2. Najczęściej typowaliście podwyższenie pod krzesło. Nie był to zły typ, bo ten element nie pasował, a jednak pasował. Dziwiliście się, że podwyższenie jest, a zobaczcie w 30 sekundzie na pana od dźwięku. Gdzie są jego ramiona (on nie ma podwyższenia), a gdzie moje. Mieliśmy za małe krzesła, a bar od strony barmana był na podwyższeniu.
3. Typowaliście też bardzo często butelki wody mineralnej. Nie wiem, co one wam przeszkadzały:)
4. Zegarek barmana – ale przecież on nie jest barmanem. No tu może nie do końca twórcy reklamy się popisali, bo uważam, że powinni byli przedstawić Michała, jako piwnego eksperta, którym w rzeczywistości jest.
5. Przekąski w misce. No wiecie co! Toż to były orzeszki ziemne. Pasują do piwa jak mało co!
6. Kindle na krześle. Ok, jestem pełen podziwu, że dostrzegliście to. Nie Kindle, tylko iPad. Wiecie, czas się dłużył, grałem w Angry Birds. Ale to jest tak ledwo widoczne, że nie wiem, jak wy to ujrzeliście. Szacun!
Bardzo mało osób trafiło w to, co dotyczyło konkursu. Piwo. Ale nie to widoczne „gołym” okiem. Otóż w jednej ze scen, na ułamek sekundy piwo… leci z nieba. Czyli z sufitu. Widać kapnięcie kilku kropel. No ewidentnie ten element nie pasuje do reklamy, bo nie wiadomo skąd się wziął, ale ewidentnie też pasuje, bo to w końcu reklama piwa. Było na tyle niezauważalne, że postanowiliśmy zostawić to i zrobić tematem konkursu.
Pierwszą i jedną z nielicznych osób, które to odgadły, był/była Coco. Jeśli jesteś osobą pełnoletnią, na maila wyślij mi swoje dane zgodnie z tymi, które podałem w regulaminie.

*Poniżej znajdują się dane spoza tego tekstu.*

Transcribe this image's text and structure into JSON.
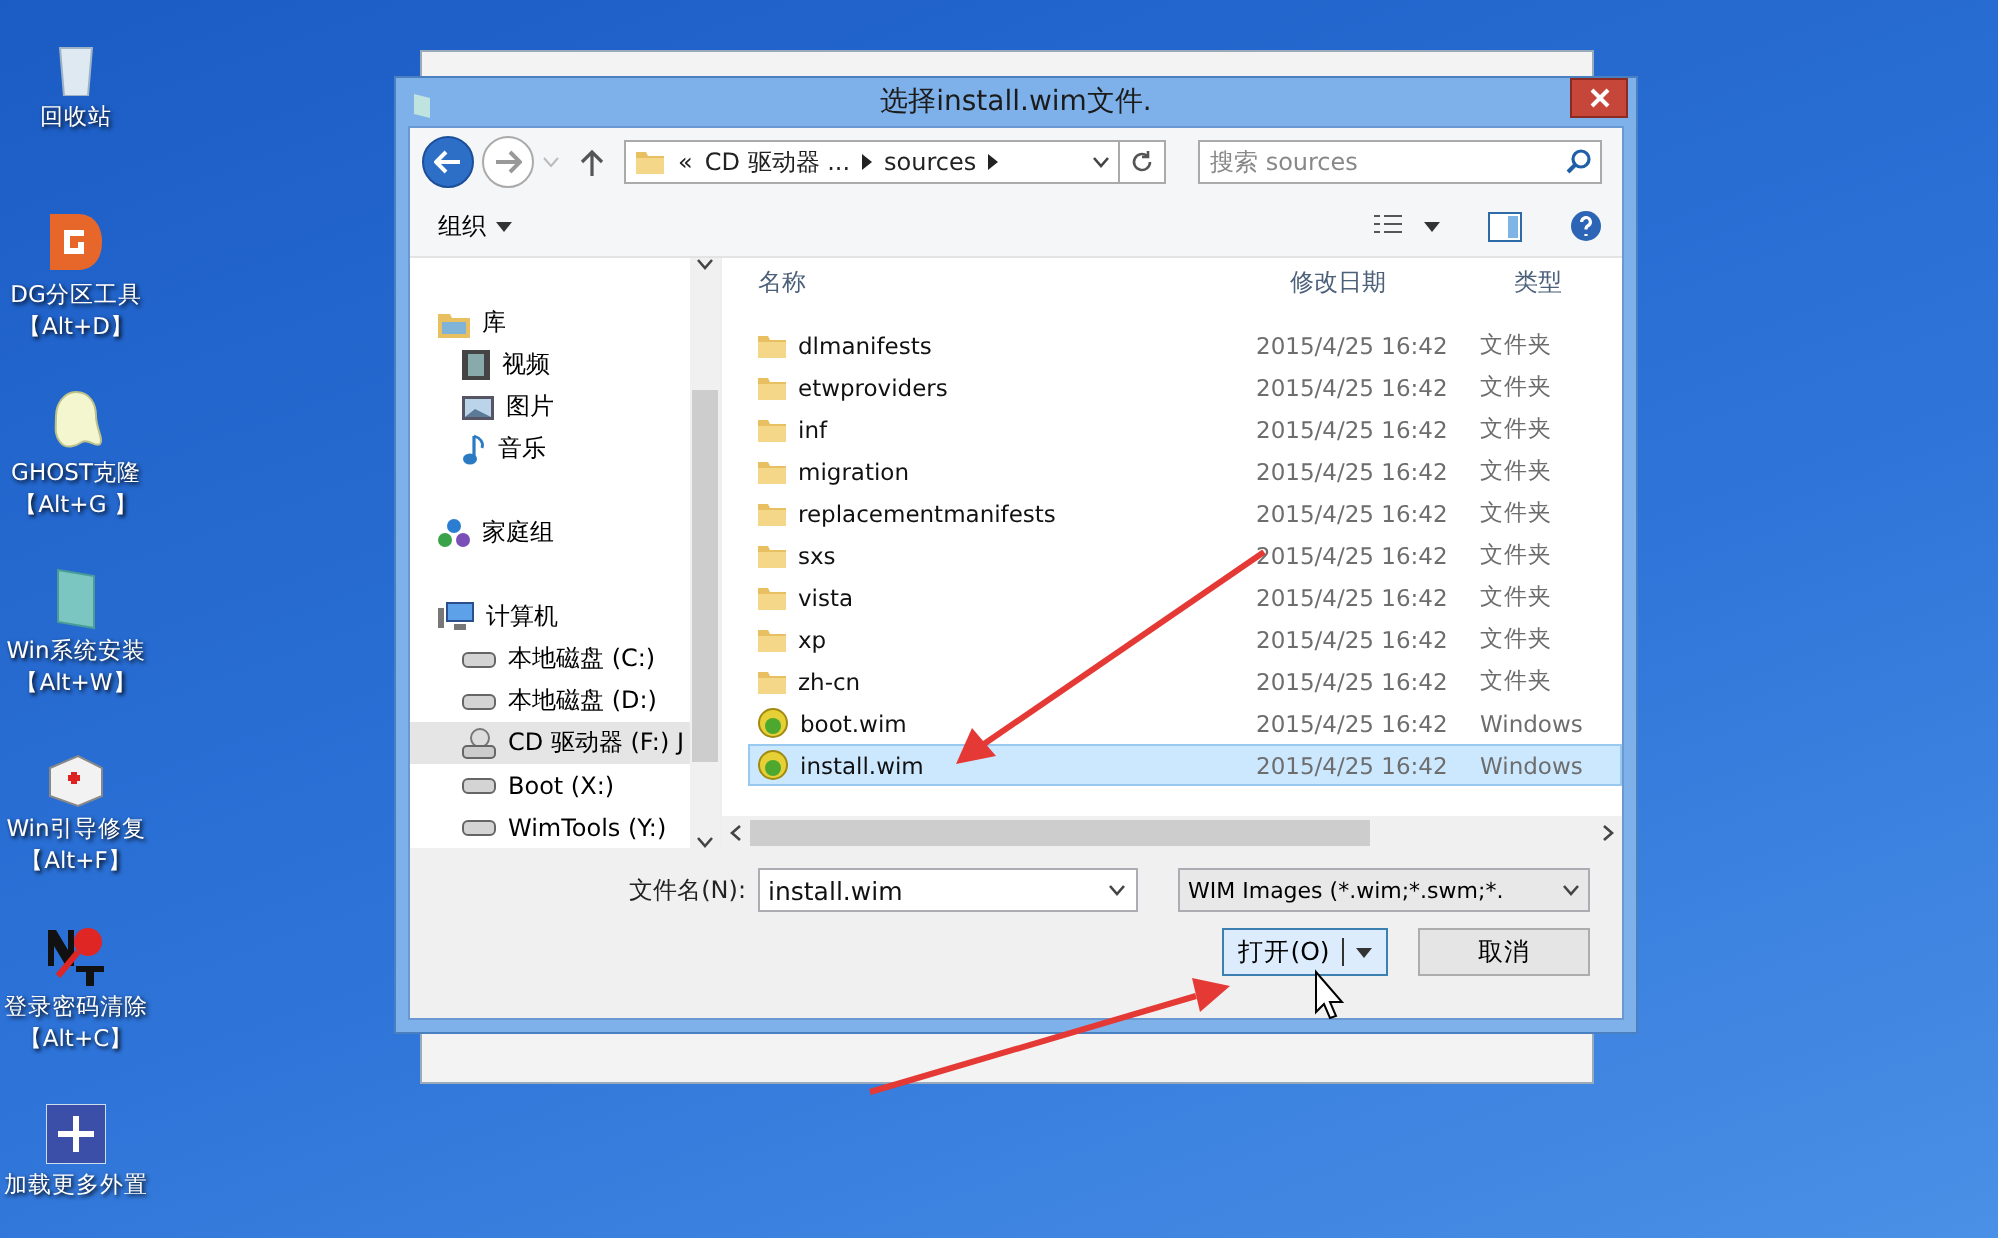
{
  "desktop_icons": [
    {
      "kind": "recycle",
      "label": "回收站"
    },
    {
      "kind": "diskgenius",
      "label": "DG分区工具",
      "hotkey": "【Alt+D】"
    },
    {
      "kind": "ghost",
      "label": "GHOST克隆",
      "hotkey": "【Alt+G 】"
    },
    {
      "kind": "install",
      "label": "Win系统安装",
      "hotkey": "【Alt+W】"
    },
    {
      "kind": "repair",
      "label": "Win引导修复",
      "hotkey": "【Alt+F】"
    },
    {
      "kind": "password",
      "label": "登录密码清除",
      "hotkey": "【Alt+C】"
    },
    {
      "kind": "load",
      "label": "加载更多外置"
    }
  ],
  "dialog": {
    "title": "选择install.wim文件.",
    "address": {
      "prefix": "«",
      "segments": [
        "CD 驱动器 ...",
        "sources"
      ]
    },
    "search": {
      "placeholder": "搜索 sources"
    },
    "toolbar": {
      "organize": "组织"
    },
    "sidebar": [
      {
        "kind": "library",
        "label": "库",
        "selected": false,
        "children": [
          {
            "kind": "video",
            "label": "视频",
            "selected": false
          },
          {
            "kind": "picture",
            "label": "图片",
            "selected": false
          },
          {
            "kind": "music",
            "label": "音乐",
            "selected": false
          }
        ]
      },
      {
        "kind": "homegroup",
        "label": "家庭组",
        "selected": false
      },
      {
        "kind": "computer",
        "label": "计算机",
        "selected": false,
        "children": [
          {
            "kind": "disk",
            "label": "本地磁盘 (C:)",
            "selected": false
          },
          {
            "kind": "disk",
            "label": "本地磁盘 (D:)",
            "selected": false
          },
          {
            "kind": "cd",
            "label": "CD 驱动器 (F:) J",
            "selected": true
          },
          {
            "kind": "disk",
            "label": "Boot (X:)",
            "selected": false
          },
          {
            "kind": "disk",
            "label": "WimTools (Y:)",
            "selected": false
          }
        ]
      }
    ],
    "columns": [
      "名称",
      "修改日期",
      "类型"
    ],
    "files": [
      {
        "kind": "folder",
        "name": "dlmanifests",
        "date": "2015/4/25 16:42",
        "type": "文件夹",
        "selected": false
      },
      {
        "kind": "folder",
        "name": "etwproviders",
        "date": "2015/4/25 16:42",
        "type": "文件夹",
        "selected": false
      },
      {
        "kind": "folder",
        "name": "inf",
        "date": "2015/4/25 16:42",
        "type": "文件夹",
        "selected": false
      },
      {
        "kind": "folder",
        "name": "migration",
        "date": "2015/4/25 16:42",
        "type": "文件夹",
        "selected": false
      },
      {
        "kind": "folder",
        "name": "replacementmanifests",
        "date": "2015/4/25 16:42",
        "type": "文件夹",
        "selected": false
      },
      {
        "kind": "folder",
        "name": "sxs",
        "date": "2015/4/25 16:42",
        "type": "文件夹",
        "selected": false
      },
      {
        "kind": "folder",
        "name": "vista",
        "date": "2015/4/25 16:42",
        "type": "文件夹",
        "selected": false
      },
      {
        "kind": "folder",
        "name": "xp",
        "date": "2015/4/25 16:42",
        "type": "文件夹",
        "selected": false
      },
      {
        "kind": "folder",
        "name": "zh-cn",
        "date": "2015/4/25 16:42",
        "type": "文件夹",
        "selected": false
      },
      {
        "kind": "wim",
        "name": "boot.wim",
        "date": "2015/4/25 16:42",
        "type": "Windows",
        "selected": false
      },
      {
        "kind": "wim",
        "name": "install.wim",
        "date": "2015/4/25 16:42",
        "type": "Windows",
        "selected": true
      }
    ],
    "filename_label": "文件名(N):",
    "filename_value": "install.wim",
    "filetype_value": "WIM Images (*.wim;*.swm;*.",
    "open_button": "打开(O)",
    "cancel_button": "取消"
  }
}
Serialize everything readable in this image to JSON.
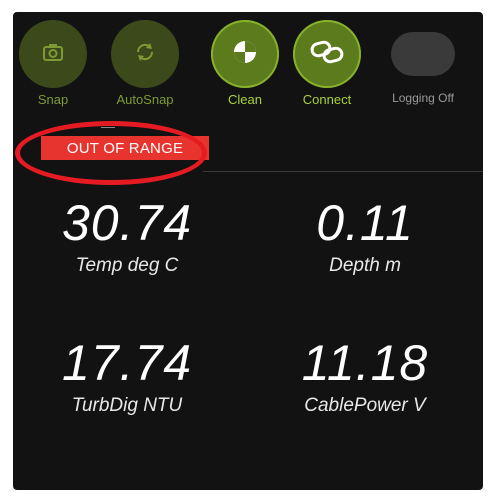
{
  "toolbar": {
    "buttons": [
      {
        "label": "Snap",
        "icon": "camera-icon"
      },
      {
        "label": "AutoSnap",
        "icon": "refresh-icon"
      },
      {
        "label": "Clean",
        "icon": "wiper-icon"
      },
      {
        "label": "Connect",
        "icon": "link-icon"
      },
      {
        "label": "Logging Off",
        "icon": "toggle-icon"
      }
    ]
  },
  "status": {
    "badge": "OUT OF RANGE",
    "badge_color": "#e8342f",
    "highlight_color": "#e51b23"
  },
  "readings": [
    {
      "value": "30.74",
      "unit": "Temp deg C"
    },
    {
      "value": "0.11",
      "unit": "Depth m"
    },
    {
      "value": "17.74",
      "unit": "TurbDig NTU"
    },
    {
      "value": "11.18",
      "unit": "CablePower V"
    }
  ],
  "colors": {
    "accent": "#a7d23c",
    "background": "#121212"
  }
}
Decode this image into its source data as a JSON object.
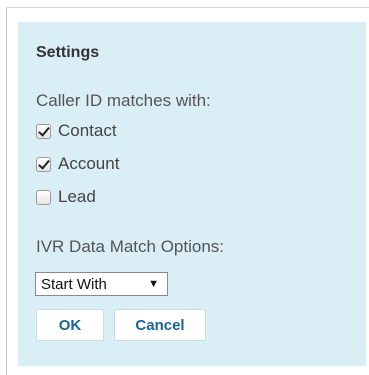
{
  "settings": {
    "title": "Settings",
    "caller_id_label": "Caller ID matches with:",
    "options": [
      {
        "label": "Contact",
        "checked": true
      },
      {
        "label": "Account",
        "checked": true
      },
      {
        "label": "Lead",
        "checked": false
      }
    ],
    "ivr_label": "IVR Data Match Options:",
    "ivr_select": {
      "value": "Start With",
      "arrow": "▼"
    },
    "ok_label": "OK",
    "cancel_label": "Cancel"
  }
}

Wygrałoś Kindle.
Właściwie to oddam od ręki czteropak piwka + t-shirt osobie, która odgadnie, skąd tam u góry wzięły się to piwo, bo na pewno nikt celowo go nie lał z góry 🙂
http://www.kominek.in/2012/12/zubr-przy-kominku-swiateczny-konkurs-do-wygrania-kindle-paperwhite/
Hardkorowa teoria – ktoś rzucił butelką o sufit (pełną).
Soft – po prostu buznęło nagazowane.
W obu przypadkach szkoda piwa :).
Wesołych wszystkim!
Wow! Brawa dla Coco! 🙂
Dzięki 😉
To oczywiste, skąd się wzięły te krople. Prastara słowiańska przepowiednia mówi: A gdy w one czasy świat się chylić ku końcowi będzie, obaczycie, że w reklamie żubra wystąpi człowiek. A na ten czas z puszczy żubr wybiegnie ognisty i wzniesie się do góry. A w samo południe przelatując nad głową człowieka onego upuści kilka kropli. Ciemnozlotych.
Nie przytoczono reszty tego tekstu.